Tax day isn’t all bad for sports gamblers, though. Just as the government can tax you on your winnings, you can write off and deduct your losses. Of course, that means you have to lose a bet (which isn’t an inviting scenario) but at least there is a financial windfall if you don’t win.
One nice thing is that Michigan has one of the lowest gaming taxes in the entire United States: compare their 4.25 percent to the state of New York’s lofty 36 percent levy and breathe a sigh of relief.That comparatively minuscule rate (combined with Michigan’s large population, the tenth-largest in the US) is part of what’s helped the sports gambling industry to explode in the Great Lakes State.
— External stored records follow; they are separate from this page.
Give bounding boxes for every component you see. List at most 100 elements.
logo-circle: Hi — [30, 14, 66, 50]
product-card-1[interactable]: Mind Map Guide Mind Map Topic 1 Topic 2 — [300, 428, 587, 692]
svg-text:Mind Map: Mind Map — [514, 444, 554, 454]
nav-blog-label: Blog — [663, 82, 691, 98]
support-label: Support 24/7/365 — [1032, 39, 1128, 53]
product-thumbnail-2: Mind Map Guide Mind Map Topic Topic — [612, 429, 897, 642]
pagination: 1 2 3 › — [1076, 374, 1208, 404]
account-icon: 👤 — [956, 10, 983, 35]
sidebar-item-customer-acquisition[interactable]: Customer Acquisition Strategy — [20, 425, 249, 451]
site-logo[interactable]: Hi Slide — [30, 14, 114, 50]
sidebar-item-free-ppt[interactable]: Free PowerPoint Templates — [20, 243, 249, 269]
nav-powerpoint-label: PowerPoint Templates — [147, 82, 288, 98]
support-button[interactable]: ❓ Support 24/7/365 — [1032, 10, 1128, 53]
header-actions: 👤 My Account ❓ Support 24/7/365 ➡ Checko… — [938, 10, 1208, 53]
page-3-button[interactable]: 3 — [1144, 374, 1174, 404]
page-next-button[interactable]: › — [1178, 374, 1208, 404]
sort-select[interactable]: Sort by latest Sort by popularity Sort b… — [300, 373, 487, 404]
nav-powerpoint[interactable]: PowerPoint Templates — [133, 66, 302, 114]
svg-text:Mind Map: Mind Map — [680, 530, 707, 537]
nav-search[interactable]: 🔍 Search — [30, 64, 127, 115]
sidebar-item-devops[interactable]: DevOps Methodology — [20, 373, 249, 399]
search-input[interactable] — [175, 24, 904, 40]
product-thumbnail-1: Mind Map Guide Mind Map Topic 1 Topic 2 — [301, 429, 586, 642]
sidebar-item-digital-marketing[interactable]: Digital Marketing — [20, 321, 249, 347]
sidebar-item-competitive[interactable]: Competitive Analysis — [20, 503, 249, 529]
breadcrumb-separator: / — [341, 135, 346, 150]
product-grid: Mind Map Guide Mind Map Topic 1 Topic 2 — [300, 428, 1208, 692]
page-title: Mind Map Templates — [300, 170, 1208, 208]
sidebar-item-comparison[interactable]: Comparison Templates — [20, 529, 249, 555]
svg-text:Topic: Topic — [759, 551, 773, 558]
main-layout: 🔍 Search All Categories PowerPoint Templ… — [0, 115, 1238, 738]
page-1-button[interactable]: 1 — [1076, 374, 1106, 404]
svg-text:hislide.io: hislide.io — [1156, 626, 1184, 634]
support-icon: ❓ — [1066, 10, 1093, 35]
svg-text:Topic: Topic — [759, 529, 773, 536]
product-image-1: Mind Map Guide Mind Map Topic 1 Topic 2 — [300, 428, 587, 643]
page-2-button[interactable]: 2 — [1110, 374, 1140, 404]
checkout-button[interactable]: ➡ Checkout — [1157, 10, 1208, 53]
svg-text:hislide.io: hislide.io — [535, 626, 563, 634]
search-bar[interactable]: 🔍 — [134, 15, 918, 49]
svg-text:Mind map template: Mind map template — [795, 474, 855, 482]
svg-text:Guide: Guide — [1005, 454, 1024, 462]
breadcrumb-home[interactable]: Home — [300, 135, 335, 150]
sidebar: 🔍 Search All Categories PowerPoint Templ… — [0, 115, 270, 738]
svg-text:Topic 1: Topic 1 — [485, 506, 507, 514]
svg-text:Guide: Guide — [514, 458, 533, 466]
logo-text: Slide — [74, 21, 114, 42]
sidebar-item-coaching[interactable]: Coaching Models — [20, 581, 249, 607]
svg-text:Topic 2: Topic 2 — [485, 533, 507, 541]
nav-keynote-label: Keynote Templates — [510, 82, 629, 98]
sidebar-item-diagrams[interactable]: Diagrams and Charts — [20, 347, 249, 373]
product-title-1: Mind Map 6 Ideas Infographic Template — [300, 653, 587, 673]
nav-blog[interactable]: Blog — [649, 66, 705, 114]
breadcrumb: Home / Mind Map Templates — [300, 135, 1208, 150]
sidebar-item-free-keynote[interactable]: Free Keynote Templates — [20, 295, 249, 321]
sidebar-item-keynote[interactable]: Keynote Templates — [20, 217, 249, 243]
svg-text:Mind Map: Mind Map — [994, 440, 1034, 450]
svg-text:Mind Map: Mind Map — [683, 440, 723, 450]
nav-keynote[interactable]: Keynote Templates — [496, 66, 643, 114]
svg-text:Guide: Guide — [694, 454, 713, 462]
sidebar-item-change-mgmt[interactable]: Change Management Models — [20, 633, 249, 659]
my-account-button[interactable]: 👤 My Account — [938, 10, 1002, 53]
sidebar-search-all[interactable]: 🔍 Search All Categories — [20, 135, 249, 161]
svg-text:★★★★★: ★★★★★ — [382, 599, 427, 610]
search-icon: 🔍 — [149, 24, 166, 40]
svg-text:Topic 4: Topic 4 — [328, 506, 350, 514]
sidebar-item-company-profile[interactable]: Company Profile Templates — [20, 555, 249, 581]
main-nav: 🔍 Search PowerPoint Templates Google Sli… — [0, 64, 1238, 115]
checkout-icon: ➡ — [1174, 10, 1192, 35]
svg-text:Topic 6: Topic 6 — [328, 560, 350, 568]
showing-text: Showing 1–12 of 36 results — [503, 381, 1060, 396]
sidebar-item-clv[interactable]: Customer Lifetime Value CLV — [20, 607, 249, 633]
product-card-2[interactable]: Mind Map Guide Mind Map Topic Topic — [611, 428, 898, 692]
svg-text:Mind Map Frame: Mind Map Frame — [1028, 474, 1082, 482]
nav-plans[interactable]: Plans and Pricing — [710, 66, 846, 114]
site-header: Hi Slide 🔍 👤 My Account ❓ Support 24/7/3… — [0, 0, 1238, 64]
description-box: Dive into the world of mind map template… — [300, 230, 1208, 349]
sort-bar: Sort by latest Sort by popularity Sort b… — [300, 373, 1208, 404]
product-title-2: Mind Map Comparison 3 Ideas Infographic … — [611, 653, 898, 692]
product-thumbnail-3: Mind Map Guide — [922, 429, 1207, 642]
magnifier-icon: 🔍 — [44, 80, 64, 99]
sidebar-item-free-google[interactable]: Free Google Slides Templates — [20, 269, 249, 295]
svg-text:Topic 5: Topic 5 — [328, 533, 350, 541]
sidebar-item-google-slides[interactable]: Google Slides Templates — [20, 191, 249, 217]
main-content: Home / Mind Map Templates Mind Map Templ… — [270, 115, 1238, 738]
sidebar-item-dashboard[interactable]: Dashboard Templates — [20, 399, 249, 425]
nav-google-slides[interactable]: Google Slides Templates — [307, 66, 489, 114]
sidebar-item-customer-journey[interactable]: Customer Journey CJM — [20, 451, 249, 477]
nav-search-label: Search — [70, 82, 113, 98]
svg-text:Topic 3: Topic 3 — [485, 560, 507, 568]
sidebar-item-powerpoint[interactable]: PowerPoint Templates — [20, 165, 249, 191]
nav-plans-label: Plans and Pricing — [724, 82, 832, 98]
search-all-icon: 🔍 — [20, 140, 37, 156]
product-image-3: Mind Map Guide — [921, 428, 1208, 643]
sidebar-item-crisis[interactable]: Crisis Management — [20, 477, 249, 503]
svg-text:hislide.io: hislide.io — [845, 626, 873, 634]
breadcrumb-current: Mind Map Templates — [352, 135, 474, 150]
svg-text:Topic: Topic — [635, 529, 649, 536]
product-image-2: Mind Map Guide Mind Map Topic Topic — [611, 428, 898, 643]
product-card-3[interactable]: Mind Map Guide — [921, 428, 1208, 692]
In 2022, Michigan casinos reported nearly $2 billion handled in sports bets placed. That’s no small number, especially when you consider that Michiganders spent nearly $5 billion on lottery tickets last year. The sports gambling industry is already well on its way to catching up with entrenched industries like the state lottery in a mere fraction of the time.
Michigan got off to a fast start this year too: sportsbooks fielded $498 million in bets in January, as the state put up nearly one quarter of last year’s handle in just one month: that’ll slow down a bit in the dead time following the Super Bowl and March Madness, but expect records to continue to fall this year, especially if the Lions’ season turns out well.